L'image de l'Afrique en Allemagne est trop souvent une image de guerres et de catastrophes, a déploré le directeur de l'Afrika-Verein dans la Frankfurter Allgemeine Zeitung. Les catastrophes pourtant font aussi partie de la réalité. En témoigne la sécheresse qui sévit actuellement dans la Corne de l'Afrique et dont la presse se fait l'écho. Pour l'hebdomadaire Die Zeit, les milliers de personnes qui risquent de mourir de faim en Somalie sont les premières victimes du changement climatique. Cette famine, écrit le journal, n'est probablement pas le prolongement de quelque chose d'ancien, mais le début de quelque chose de nouveau, le début d'une mondialisation qui se traduit, non pas par des flux commerciaux ou la transmission d'informations, mais par le dioxyde de carbone dans l'atmosphère terrestre. Ce sont des avions américains, des voitures allemandes et des centrales thermiques chinoises qui provoquent la sécheresse et la faim dans la Corne de l'Afrique ou qui du moins y contribuent. C'est aussi notre catastrophe, souligne le journal. Le climat n'est pas le seul responsable, estime de son côté la Frankfurter Allgemeine Zeitung. En Ethiopie en tout cas la catastrophe est aussi le résultat de la volonté du gouvernement éthiopien de passer à une agriculture industrielle. D'immenses surfaces utilisées autrefois par les troupeaux des nomades ont été louées à des trusts agricoles indiens, chinois et sud-coréens.

Sudan Nil Boot Menschen
Les larves du ver de Guinée prolifèrent dans les marais du Nil blancImage : AP

Dernière bataille contre le ver de Guinée

L'indépendance du Soudan du sud a déjà donné lieu à beaucoup de commentaires sur les défis qui attendent le nouvel Etat. Cette semaine un journal note que cette indépendance pourrait permettre d'éradiquer l'un des pires parasites, le ver de Guinée. Comme l'écrit la Süddeutsche Zeitung: après une longue guerre contre le Nord, le Sud a proclamé son indépendance.

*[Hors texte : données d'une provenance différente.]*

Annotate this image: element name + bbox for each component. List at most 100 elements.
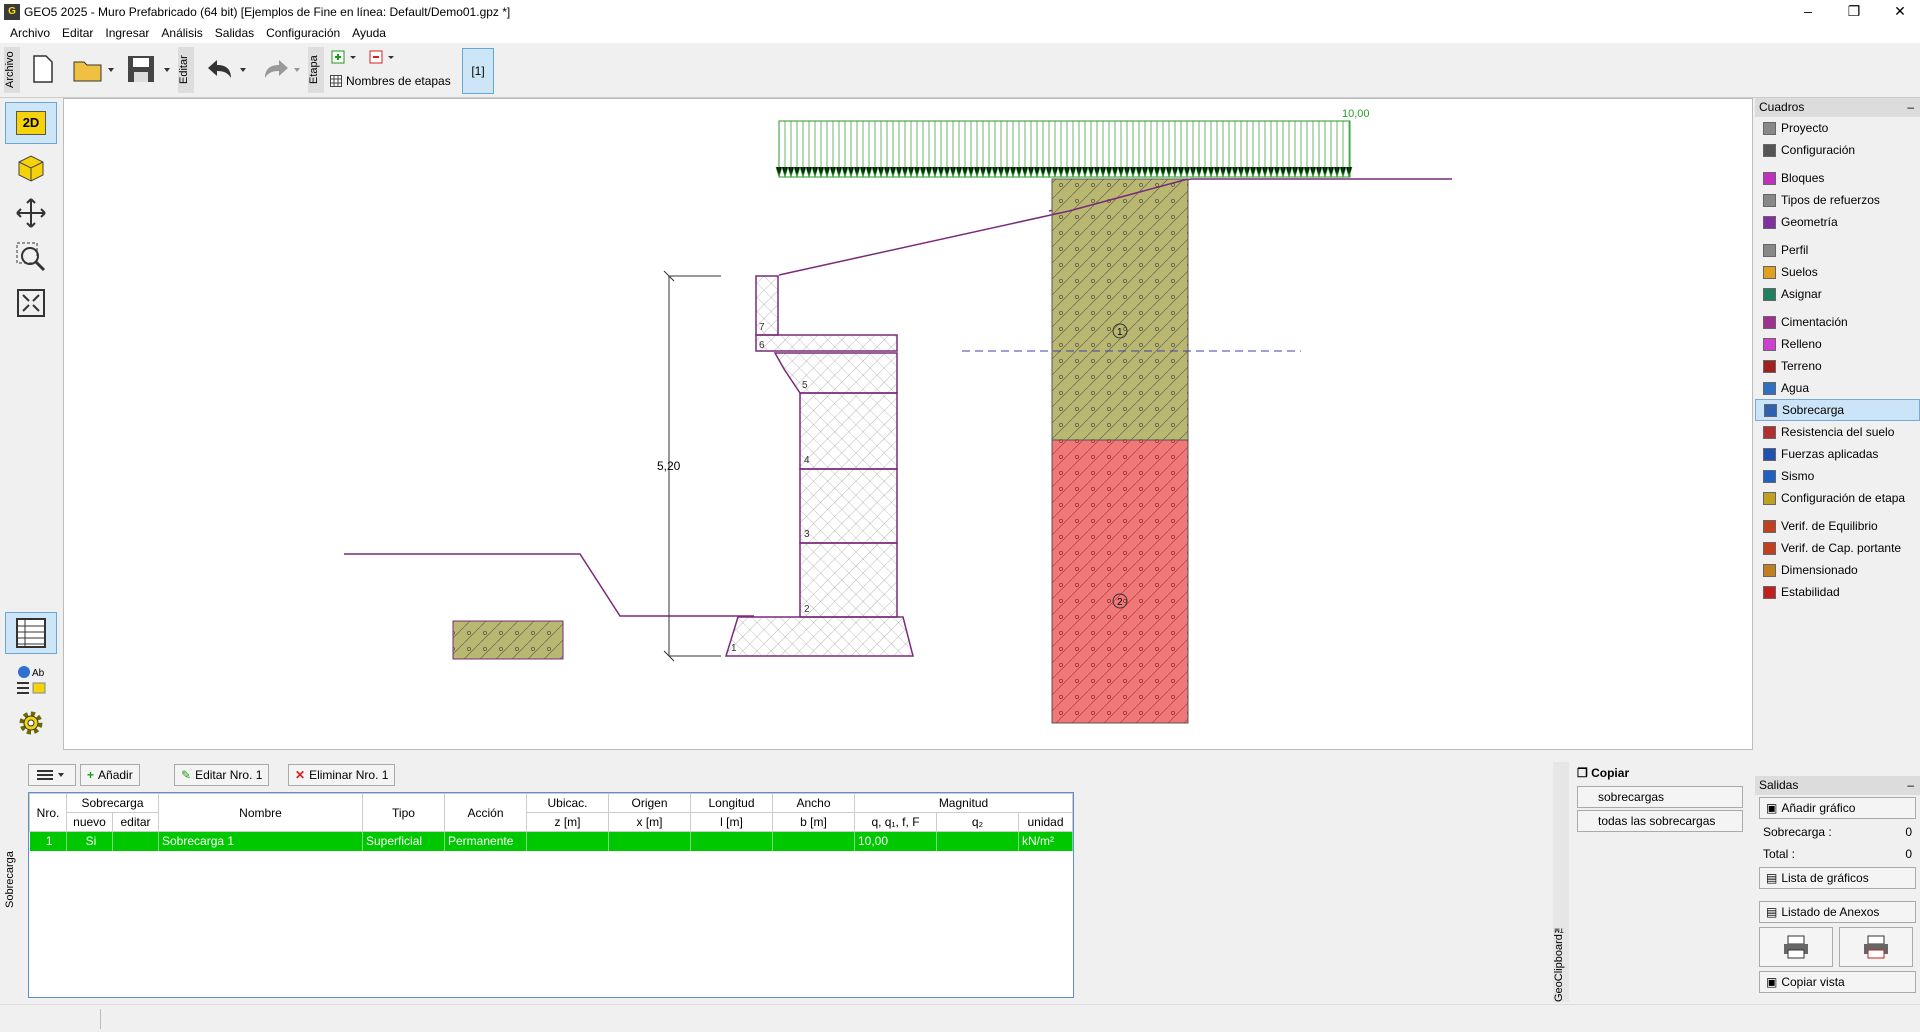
table-row[interactable]: 1 Si Sobrecarga 1 Superficial Permanente… — [29, 831, 1073, 851]
surcharge-arrow — [1333, 121, 1341, 179]
surcharge-arrow — [1189, 121, 1197, 179]
frame-item-8[interactable]: Cimentación — [1755, 311, 1920, 333]
close-button[interactable]: ✕ — [1877, 0, 1920, 23]
menu-editar[interactable]: Editar — [56, 26, 99, 40]
total-count-row: Total : 0 — [1755, 843, 1920, 865]
surcharge-arrow — [1105, 121, 1113, 179]
printer-icon — [1784, 935, 1808, 959]
frame-item-4[interactable]: Geometría — [1755, 211, 1920, 233]
redo-icon[interactable] — [256, 51, 304, 87]
frame-item-19[interactable]: Dimensionado — [1755, 559, 1920, 581]
zoom-extents-button[interactable] — [5, 282, 57, 324]
view-mode-button[interactable] — [28, 764, 76, 786]
frame-icon — [1763, 359, 1776, 373]
frame-item-0[interactable]: Proyecto — [1755, 117, 1920, 139]
surcharge-arrow — [1093, 121, 1101, 179]
styles-button[interactable]: Ab — [5, 658, 57, 700]
outputs-title: Salidas — [1759, 778, 1799, 792]
frame-item-7[interactable]: Asignar — [1755, 283, 1920, 305]
frame-item-6[interactable]: Suelos — [1755, 261, 1920, 283]
col-q2: q₂ — [936, 812, 1019, 832]
surcharge-arrow — [1153, 121, 1161, 179]
save-icon[interactable] — [124, 51, 174, 87]
col-unidad: unidad — [1018, 812, 1073, 832]
frame-item-14[interactable]: Fuerzas aplicadas — [1755, 443, 1920, 465]
undo-icon[interactable] — [202, 51, 250, 87]
menu-ingresar[interactable]: Ingresar — [99, 26, 155, 40]
frame-item-11[interactable]: Agua — [1755, 377, 1920, 399]
collapse-icon[interactable]: – — [1907, 98, 1914, 117]
col-tipo: Tipo — [362, 793, 445, 832]
add-surcharge-button[interactable]: + Añadir — [80, 764, 140, 786]
edit-surcharge-button[interactable]: ✎ Editar Nro. 1 — [174, 764, 270, 786]
svg-text:5: 5 — [802, 380, 808, 391]
pan-tool-button[interactable] — [5, 192, 57, 234]
surcharge-side-label: Sobrecarga — [4, 851, 16, 909]
settings-button[interactable] — [5, 702, 57, 744]
zoom-window-button[interactable] — [5, 236, 57, 278]
frame-item-13[interactable]: Resistencia del suelo — [1755, 421, 1920, 443]
add-graphic-button[interactable]: ▣ Añadir gráfico — [1759, 797, 1916, 819]
svg-text:4: 4 — [804, 455, 810, 466]
menu-configuracion[interactable]: Configuración — [260, 26, 346, 40]
frame-item-10[interactable]: Terreno — [1755, 355, 1920, 377]
stage-1-button[interactable]: [1] — [462, 48, 494, 94]
col-nombre: Nombre — [158, 793, 363, 832]
frame-icon — [1763, 315, 1776, 329]
menu-salidas[interactable]: Salidas — [209, 26, 260, 40]
surcharge-arrow — [913, 121, 921, 179]
new-file-icon[interactable] — [28, 51, 58, 87]
frame-item-2[interactable]: Bloques — [1755, 167, 1920, 189]
frame-item-16[interactable]: Configuración de etapa — [1755, 487, 1920, 509]
print-button[interactable] — [1759, 927, 1833, 967]
collapse-icon[interactable]: – — [1907, 776, 1914, 795]
remove-stage-icon[interactable] — [368, 49, 398, 65]
menu-archivo[interactable]: Archivo — [4, 26, 56, 40]
frame-icon — [1763, 265, 1776, 279]
surcharge-arrow — [1087, 121, 1095, 179]
menu-analisis[interactable]: Análisis — [155, 26, 208, 40]
graphics-list-button[interactable]: ▤ Lista de gráficos — [1759, 867, 1916, 889]
frame-icon — [1763, 469, 1776, 483]
surcharge-arrow — [1309, 121, 1317, 179]
surcharge-arrow — [811, 121, 819, 179]
frame-item-9[interactable]: Relleno — [1755, 333, 1920, 355]
surcharge-arrow — [847, 121, 855, 179]
surcharge-arrow — [1165, 121, 1173, 179]
copy-view-button[interactable]: ▣ Copiar vista — [1759, 971, 1916, 993]
surcharge-table: Nro. Sobrecarga Nombre Tipo Acción Ubica… — [28, 792, 1074, 998]
surcharge-arrow — [1063, 121, 1071, 179]
surcharge-arrow — [1039, 121, 1047, 179]
view-2d-button[interactable]: 2D — [5, 102, 57, 144]
frame-item-label: Resistencia del suelo — [1781, 425, 1895, 439]
copy-selected-button[interactable]: sobrecargas seleccionadas — [1577, 786, 1743, 824]
height-dimension: 5,20 — [657, 459, 681, 473]
frame-item-label: Configuración de etapa — [1781, 491, 1906, 505]
print-preview-button[interactable] — [1839, 927, 1913, 967]
stage-1-label: [1] — [471, 64, 485, 78]
frame-item-18[interactable]: Verif. de Cap. portante — [1755, 537, 1920, 559]
frame-item-3[interactable]: Tipos de refuerzos — [1755, 189, 1920, 211]
surcharge-arrow — [1003, 121, 1011, 179]
stage-names-button[interactable]: Nombres de etapas — [330, 73, 455, 89]
copy-icon: ❐ — [1577, 766, 1588, 780]
minimize-button[interactable]: – — [1785, 0, 1831, 23]
copy-all-button[interactable]: todas las sobrecargas — [1577, 810, 1743, 832]
view-3d-button[interactable] — [5, 146, 57, 188]
delete-surcharge-button[interactable]: ✕ Eliminar Nro. 1 — [288, 764, 396, 786]
frame-item-15[interactable]: Sismo — [1755, 465, 1920, 487]
drawing-canvas[interactable]: 10,00 1 2 1 2 3 4 5 6 7 5,20 — [63, 98, 1753, 750]
annex-list-button[interactable]: ▤ Listado de Anexos — [1759, 901, 1916, 923]
menu-ayuda[interactable]: Ayuda — [346, 26, 392, 40]
frame-item-12[interactable]: Sobrecarga — [1755, 399, 1920, 421]
frame-item-1[interactable]: Configuración — [1755, 139, 1920, 161]
open-file-icon[interactable] — [70, 51, 118, 87]
frame-item-label: Verif. de Cap. portante — [1781, 541, 1902, 555]
table-view-button[interactable] — [5, 612, 57, 654]
frame-item-20[interactable]: Estabilidad — [1755, 581, 1920, 603]
restore-button[interactable]: ❐ — [1831, 0, 1877, 23]
frame-item-5[interactable]: Perfil — [1755, 239, 1920, 261]
add-stage-icon[interactable] — [330, 49, 360, 65]
frame-item-17[interactable]: Verif. de Equilibrio — [1755, 515, 1920, 537]
editar-group-label: Editar — [178, 47, 194, 93]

Mais une autre bataille continue. L'ennemi s'appelle Dracunculus medinensis et provoque une horrible maladie. Il y a 25 ans, 3,5 millions de cas étaient encore recensés dans 20 pays d'Asie et d'Afrique. Aujourd'hui il y en a moins de 2000, presque tous au Soudan. Avec la fin de la guerre au Sud et l'engagement sur place de la Fondation Carter, le ver de Guinée pourrait être vaincu.